Plain-winged antwren
- Conservation status: Least Concern (IUCN 3.1)

Scientific classification
- Kingdom: Animalia
- Phylum: Chordata
- Class: Aves
- Order: Passeriformes
- Family: Thamnophilidae
- Genus: Myrmotherula
- Species: M. behni
- Binomial name: Myrmotherula behni Berlepsch & Leverkühn, 1890

= Plain-winged antwren =

- Genus: Myrmotherula
- Species: behni
- Authority: Berlepsch & Leverkühn, 1890
- Conservation status: LC

Species of bird

The plain-winged antwren (Myrmotherula behni) is a species of bird in subfamily Thamnophilinae of family Thamnophilidae, the "typical antbirds". It is found in Brazil, Colombia, Ecuador, Guyana, Venezuela, and possibly Suriname.

==Taxonomy and systematics==

The plain-winged antwren has these four subspecies:

- M. b. behni Berlepsch & Leverkühn, 1890
- M. b. yavii Zimmer, JT & Phelps, WH, 1948
- M. b. inornata Sclater, PL, 1890
- M. b. camanii Phelps, WH & Phelps, WH Jr, 1952

The plain-winged antwren, the Alagoas antwren (M. snowi), the unicolored antwren (M. unicolor), and the Yungas antwren (M. grisea) appear to form a monophyletic group with similar vocalizations and habitat requirements.

The plain-winged antwren's specific epithet honors Wilhelm Friedrich Georg Behn.

==Description==

The plain-winged antwren is 9 to 9.5 cm long; one female weighed 7.9 g. It is a smallish bird with a short tail. Adult males of the nominate subspecies M. b. behni are almost entirely gray, with lighter underparts than upperparts. Their chin and the center of their throat and upper breast are black. Adult females have olivaceous brown upperparts with a grayish tinge on the crown and nape and a somewhat duskier tail. Their wings are olivaceous brown. Their throat is whitish and the rest of their underparts olive-buff.

Males of subspecies M. b. yavii are darker than the nominate. Females have dark olive-buff flanks and crissum. Males of subspecies M. b. camanii are intermediate between the nominate and yavii. Females have somewhat less brown underparts than the nominate. Subspecies M. b. inornata is larger than the nominate. Males are darker with a wider black area on the throat. Females have rufescent brown upperparts and an olivaceous brown crissum.

==Distribution and habitat==

The plain-winged antwren has a highly disjunct distribution. The subspecies are found thus:

- M. b. behni: Serranía de la Macarena in south-central Colombia's Meta Department and locally and patchily in eastern Ecuador between Sucumbíos Province and Zamora-Chinchipe Province
- M. b. yavii: northwestern Bolívar, Venezuela, and separate from there Venezuela's Amazonas state and adjoining extreme northern Amazonas state in Brazil
- M. b. inornata: southeastern Bolívar in Venezuela, extreme northern Roraima in Brazil, and the Pacaraima Mountains in Guyana (and see below)
- M. b. camanii: Cerro Camani, a tepui in Venezuela's Amazonas state

The South American Classification Committee of the American Ornithological Society has undocumented sight records, presumably of M. b. inornata, in Suriname, and treats the plain-winged antwren as hypothetical in that country.

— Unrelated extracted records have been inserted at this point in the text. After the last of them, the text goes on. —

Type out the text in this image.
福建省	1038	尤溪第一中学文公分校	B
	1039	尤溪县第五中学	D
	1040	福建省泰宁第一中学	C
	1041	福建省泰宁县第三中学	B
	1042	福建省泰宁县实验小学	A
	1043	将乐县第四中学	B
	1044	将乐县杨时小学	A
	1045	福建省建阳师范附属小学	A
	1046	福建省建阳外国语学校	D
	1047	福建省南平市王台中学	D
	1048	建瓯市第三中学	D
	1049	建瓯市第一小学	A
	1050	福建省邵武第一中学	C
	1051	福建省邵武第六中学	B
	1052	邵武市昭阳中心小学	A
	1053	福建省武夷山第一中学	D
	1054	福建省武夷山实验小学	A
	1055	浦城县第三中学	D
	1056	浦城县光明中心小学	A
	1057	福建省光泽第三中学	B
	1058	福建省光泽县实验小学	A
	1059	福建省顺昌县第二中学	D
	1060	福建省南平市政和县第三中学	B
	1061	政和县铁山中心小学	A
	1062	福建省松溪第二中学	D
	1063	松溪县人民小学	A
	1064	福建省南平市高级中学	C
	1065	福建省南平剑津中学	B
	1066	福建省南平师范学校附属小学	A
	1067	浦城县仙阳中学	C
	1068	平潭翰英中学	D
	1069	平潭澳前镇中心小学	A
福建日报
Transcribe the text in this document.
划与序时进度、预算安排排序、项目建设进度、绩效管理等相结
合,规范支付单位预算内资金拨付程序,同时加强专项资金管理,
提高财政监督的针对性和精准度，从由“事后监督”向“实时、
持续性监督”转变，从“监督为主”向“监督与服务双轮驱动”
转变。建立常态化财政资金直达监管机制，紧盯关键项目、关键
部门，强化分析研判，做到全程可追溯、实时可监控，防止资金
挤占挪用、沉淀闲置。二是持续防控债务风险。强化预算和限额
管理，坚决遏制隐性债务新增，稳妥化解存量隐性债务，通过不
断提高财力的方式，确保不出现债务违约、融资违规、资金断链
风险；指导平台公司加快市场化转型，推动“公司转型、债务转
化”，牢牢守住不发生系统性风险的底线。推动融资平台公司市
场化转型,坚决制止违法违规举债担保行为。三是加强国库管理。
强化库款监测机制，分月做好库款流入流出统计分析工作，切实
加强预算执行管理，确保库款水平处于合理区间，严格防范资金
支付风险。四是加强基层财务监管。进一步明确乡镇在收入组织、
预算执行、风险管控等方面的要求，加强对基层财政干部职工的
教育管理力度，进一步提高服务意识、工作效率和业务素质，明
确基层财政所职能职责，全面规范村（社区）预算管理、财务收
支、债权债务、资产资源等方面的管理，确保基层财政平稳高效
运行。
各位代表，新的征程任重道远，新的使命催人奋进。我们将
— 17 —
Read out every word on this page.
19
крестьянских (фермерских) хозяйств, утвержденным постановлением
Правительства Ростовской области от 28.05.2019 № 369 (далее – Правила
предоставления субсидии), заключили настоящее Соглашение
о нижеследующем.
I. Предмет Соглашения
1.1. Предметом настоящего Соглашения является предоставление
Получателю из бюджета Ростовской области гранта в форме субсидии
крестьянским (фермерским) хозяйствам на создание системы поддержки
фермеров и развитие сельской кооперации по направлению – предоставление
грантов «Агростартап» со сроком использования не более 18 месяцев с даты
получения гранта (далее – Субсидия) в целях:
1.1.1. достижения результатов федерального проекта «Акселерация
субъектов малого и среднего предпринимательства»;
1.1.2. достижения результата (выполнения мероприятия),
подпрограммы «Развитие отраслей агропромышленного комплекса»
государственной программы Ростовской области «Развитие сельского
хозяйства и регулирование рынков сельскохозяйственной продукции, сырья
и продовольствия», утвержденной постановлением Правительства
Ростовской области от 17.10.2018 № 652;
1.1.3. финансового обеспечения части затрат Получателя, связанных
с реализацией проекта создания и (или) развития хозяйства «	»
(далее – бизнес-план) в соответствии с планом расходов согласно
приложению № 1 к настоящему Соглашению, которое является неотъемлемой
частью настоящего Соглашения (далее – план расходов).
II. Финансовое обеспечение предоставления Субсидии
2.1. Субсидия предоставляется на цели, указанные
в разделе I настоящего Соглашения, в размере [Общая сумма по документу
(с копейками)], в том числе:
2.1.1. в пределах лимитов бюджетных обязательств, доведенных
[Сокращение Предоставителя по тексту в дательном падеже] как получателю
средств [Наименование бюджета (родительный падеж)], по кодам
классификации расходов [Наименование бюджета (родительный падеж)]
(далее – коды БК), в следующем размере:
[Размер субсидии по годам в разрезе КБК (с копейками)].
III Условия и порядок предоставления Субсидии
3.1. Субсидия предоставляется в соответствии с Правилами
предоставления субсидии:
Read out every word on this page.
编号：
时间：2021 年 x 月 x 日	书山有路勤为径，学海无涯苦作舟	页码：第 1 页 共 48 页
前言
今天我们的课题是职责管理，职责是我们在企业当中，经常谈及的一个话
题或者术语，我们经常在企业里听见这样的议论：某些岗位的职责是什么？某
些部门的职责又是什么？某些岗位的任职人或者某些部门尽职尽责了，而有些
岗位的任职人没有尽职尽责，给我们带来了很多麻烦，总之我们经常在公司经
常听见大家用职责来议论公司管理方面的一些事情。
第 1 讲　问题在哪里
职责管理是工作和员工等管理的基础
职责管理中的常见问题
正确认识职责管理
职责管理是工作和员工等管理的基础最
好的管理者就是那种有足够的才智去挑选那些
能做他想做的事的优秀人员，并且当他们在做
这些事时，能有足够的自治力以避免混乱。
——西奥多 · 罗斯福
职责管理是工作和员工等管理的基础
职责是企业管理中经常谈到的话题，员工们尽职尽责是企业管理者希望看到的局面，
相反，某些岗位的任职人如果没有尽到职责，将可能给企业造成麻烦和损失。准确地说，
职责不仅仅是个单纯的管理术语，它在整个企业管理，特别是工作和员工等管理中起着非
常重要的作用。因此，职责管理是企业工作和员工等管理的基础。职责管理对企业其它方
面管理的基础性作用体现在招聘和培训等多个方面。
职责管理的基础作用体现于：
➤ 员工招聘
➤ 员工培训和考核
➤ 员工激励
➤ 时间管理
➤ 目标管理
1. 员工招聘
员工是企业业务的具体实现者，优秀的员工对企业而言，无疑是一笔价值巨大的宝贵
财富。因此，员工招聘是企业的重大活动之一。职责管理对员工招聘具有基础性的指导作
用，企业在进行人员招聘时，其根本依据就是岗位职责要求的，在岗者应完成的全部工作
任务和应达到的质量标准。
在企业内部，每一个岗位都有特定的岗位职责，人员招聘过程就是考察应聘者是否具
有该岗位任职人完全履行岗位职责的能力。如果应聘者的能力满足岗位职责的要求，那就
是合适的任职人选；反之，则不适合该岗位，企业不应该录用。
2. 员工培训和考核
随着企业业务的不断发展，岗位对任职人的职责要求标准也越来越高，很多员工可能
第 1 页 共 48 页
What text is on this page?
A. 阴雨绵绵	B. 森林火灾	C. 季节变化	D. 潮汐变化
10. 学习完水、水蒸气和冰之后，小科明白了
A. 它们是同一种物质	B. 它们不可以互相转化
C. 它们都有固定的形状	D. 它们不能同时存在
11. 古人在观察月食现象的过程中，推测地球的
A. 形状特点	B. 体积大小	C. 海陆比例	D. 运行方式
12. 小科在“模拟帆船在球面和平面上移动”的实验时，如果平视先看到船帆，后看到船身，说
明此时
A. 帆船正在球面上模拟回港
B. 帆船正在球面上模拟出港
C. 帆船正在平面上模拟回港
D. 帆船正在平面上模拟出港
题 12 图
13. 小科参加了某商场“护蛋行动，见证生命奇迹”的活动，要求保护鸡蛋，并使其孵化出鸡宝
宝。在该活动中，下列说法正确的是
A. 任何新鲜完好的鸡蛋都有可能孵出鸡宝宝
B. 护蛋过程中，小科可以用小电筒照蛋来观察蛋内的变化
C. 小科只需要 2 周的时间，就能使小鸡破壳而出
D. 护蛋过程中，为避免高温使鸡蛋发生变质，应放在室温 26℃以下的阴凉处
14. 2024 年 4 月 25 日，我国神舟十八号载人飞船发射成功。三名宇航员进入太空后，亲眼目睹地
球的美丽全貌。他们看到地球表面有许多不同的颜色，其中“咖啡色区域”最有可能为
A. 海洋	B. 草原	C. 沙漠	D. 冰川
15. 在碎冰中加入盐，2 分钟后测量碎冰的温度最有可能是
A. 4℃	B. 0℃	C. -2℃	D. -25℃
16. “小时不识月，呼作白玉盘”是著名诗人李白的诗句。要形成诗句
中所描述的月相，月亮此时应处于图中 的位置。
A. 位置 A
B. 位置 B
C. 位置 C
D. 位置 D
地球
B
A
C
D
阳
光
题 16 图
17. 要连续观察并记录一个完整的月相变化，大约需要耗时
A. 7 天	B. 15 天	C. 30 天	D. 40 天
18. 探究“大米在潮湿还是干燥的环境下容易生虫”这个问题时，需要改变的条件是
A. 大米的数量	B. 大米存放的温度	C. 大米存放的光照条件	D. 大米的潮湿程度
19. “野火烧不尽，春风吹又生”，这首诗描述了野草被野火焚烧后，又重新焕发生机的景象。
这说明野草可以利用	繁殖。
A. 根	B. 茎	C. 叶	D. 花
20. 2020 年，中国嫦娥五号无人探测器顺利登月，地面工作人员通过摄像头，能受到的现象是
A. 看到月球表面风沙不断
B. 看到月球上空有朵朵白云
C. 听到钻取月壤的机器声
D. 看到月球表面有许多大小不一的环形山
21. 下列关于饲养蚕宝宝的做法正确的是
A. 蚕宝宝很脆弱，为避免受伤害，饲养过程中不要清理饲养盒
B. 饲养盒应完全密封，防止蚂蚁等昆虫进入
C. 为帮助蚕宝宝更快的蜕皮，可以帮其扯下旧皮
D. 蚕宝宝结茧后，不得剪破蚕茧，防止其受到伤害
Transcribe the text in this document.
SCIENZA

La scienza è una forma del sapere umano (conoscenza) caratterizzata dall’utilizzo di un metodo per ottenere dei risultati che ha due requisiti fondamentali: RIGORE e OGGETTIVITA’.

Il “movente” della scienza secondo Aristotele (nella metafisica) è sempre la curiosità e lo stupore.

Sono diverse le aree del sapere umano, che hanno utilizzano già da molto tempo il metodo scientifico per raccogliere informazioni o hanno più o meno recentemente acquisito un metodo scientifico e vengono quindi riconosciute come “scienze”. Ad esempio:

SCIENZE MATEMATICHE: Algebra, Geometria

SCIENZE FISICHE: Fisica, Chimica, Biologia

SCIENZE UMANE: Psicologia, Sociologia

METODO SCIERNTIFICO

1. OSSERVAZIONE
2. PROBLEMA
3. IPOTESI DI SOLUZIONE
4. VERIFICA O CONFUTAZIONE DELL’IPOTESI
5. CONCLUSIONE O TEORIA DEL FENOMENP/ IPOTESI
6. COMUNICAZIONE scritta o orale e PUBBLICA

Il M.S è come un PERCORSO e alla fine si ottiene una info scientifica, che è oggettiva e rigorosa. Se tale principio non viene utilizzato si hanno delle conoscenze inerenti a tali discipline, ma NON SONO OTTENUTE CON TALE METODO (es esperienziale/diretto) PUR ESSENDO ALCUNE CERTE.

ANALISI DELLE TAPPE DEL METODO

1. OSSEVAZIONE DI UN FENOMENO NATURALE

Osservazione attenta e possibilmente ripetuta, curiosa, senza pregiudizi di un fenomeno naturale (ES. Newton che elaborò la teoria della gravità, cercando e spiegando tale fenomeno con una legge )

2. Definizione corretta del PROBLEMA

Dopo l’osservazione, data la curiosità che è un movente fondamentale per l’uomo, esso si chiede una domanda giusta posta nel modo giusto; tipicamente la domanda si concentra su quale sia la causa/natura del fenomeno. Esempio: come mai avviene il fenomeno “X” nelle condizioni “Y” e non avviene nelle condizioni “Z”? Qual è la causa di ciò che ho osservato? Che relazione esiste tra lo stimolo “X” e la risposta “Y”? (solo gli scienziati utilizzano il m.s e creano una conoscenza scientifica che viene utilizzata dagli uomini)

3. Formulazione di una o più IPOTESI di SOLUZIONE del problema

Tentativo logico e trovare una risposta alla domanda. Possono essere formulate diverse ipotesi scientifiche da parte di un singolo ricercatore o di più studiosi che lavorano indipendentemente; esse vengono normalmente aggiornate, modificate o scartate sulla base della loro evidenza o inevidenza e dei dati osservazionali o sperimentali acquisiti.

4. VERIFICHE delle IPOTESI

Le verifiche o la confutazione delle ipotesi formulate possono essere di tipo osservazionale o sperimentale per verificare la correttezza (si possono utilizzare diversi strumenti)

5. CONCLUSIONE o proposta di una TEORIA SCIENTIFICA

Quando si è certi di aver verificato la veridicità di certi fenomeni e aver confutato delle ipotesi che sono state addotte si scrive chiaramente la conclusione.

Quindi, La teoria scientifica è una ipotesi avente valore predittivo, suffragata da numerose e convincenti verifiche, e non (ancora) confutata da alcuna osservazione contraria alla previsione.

The plain-winged antwren inhabits the understorey to mid-storey of foothill and lower montane evergreen forest. In Ecuador it appears to favor damp ravines with stands of Guadua bamboo. In Venezuela and Brazil it ranges between elevations of 1000 and 1850 m, in Colombia between 1200 and 1800 m, and in Ecuador mostly between 800 and 1600 m.

==Behavior==
===Movement===

The plain-winged antwren is believed to be a year-round resident throughout its range.

===Feeding===

The plain-winged antwren's diet is not known in detail but is probably mostly mostly insects and spiders. It forages singly, in pairs, or in family groups, and almost always as part of a mixed-species feeding flock. It feeds mostly between about 1 and 3 m above the ground where the understorey is dense, and between 4 and 10 m where it is more open. It actively seeks prey especially among dead leaves and also from live leaves, stems, and branches, mostly by reaching, hanging, lunging, and occasionally by fluttering out from a perch.

===Breeding===

Nothing is known about the plain-winged antwren's breeding biology.

===Vocalization===

The plain-winged antwren's song is a "series of high, simple, slightly downslurred 'tiuw' notes". Its calls include "a sharp 'sweeík' and a more nasal 'kyunh' ".

==Status==

The IUCN has assessed the plain-winged antwren as being of Least Concern. It has a large range; its population size is not known and is believed to be decreasing. No immediate threats have been identified. It is considered rare and local throughout its range and occurs in some protected areas. "More survey work is needed in order better to elucidate the distribution, ecology and conservation needs of this poorly known species."